Грохот не прекращался. К нему добавились голоса, гулкие и неразборчивые, потом – скрежет чего-то металлического по бетону, потом – смех. Кто-то засмеялся на лестничной клетке. Громко, раскатисто, как будто имел на это полное право.
Я натянула одеяло выше и посмотрела на стену, где висел мой планинг. Бумажный, разлинованный от руки, крупным почерком – каждый день недели, каждый час расписан. Стирка – 9:00, уборка – 10:30, продукты – 13:00, отчёт по Кравцову – 15:00, книга – 20:00. Всё на своих местах. Всё под контролем.
Грохот стал ближе.
Я встала, накинула халат и подошла к двери. Глянула в глазок – на площадке мелькали фигуры с мебелью. Приоткрыла на цепочке.

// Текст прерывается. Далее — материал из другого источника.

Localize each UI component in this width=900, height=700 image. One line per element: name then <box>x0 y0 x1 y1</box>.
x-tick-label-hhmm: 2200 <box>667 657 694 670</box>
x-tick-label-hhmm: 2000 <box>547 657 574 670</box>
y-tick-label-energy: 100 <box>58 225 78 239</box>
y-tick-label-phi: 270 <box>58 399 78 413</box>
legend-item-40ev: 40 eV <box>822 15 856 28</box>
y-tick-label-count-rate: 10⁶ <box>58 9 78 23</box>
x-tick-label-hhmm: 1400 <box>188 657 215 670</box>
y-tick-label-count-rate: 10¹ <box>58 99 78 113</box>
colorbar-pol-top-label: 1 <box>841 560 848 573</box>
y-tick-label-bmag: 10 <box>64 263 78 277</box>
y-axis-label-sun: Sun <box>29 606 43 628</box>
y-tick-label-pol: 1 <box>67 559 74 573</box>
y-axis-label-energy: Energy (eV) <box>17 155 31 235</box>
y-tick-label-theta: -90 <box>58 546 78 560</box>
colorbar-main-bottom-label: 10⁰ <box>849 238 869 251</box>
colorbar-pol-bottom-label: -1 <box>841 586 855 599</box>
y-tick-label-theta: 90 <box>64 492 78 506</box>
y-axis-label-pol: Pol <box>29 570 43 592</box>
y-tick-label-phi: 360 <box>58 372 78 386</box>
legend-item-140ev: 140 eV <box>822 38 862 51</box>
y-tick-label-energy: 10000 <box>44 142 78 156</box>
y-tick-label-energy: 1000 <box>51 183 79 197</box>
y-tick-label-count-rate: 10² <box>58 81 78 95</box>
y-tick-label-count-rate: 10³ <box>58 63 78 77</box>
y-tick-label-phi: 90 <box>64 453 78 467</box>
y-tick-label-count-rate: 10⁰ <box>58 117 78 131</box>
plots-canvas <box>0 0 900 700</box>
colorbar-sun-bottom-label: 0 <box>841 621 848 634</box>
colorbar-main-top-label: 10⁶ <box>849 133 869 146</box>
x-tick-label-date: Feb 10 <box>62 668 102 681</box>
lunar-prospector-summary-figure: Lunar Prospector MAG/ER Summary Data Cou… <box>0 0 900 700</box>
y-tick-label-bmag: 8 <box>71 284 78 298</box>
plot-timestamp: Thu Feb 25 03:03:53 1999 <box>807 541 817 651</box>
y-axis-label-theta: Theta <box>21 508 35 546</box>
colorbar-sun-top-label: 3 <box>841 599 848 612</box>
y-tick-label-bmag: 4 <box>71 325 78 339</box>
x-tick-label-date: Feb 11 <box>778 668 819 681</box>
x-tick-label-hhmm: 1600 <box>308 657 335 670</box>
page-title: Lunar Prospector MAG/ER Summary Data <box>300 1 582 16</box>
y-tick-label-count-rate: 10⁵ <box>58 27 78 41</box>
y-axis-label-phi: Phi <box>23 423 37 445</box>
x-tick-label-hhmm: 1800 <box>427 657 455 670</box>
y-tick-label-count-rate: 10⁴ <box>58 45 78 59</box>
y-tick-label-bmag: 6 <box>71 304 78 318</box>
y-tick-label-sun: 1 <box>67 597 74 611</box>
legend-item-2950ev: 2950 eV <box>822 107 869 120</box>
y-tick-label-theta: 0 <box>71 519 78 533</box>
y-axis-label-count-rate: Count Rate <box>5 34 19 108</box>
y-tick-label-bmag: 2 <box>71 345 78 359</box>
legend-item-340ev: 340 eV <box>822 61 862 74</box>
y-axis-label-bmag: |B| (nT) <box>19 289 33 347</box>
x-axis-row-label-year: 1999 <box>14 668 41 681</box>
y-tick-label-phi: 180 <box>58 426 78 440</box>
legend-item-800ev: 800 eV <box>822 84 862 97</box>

Передо мной стоял мужчина – широкоплечий, в растянутой серой футболке. Он держал в руках край дивана, а второй край, видимо, держал кто-то в глубине лестницы, потому что мужчина командовал: «Лёха, заноси! Левее! Лёха, я сказал – левее!»
Дверь квартиры напротив была распахнута настежь. За ней я увидела коробки – много коробок, беспорядочно расставленных по коридору. И холсты, прислонённые к стене – не в рамах, просто полотна, некоторые завёрнутые в плёнку, некоторые – голые, с пятнами краски.
Мужчина обернулся – и я захлопнула дверь.
Новый сосед.
Квартира напротив пустовала три года – бывший жилец уехал, наследники не могли поделить и в конце концов сдали через агентство. Дом у нас угловой, буквой Г, и наши квартиры попали в самый сгиб – двери напротив по площадке, а балконы оба во двор, через стенку. Я привыкла к тишине за этой стенкой. Да я ко всякой тишине привыкла – с тех пор как Артём ушёл. Просто собрал вещи в один чемодан, сказал «прости, так вышло» – и дверь закрылась. Три года назад. А я осталась. И тут же начала выстраивать порядок.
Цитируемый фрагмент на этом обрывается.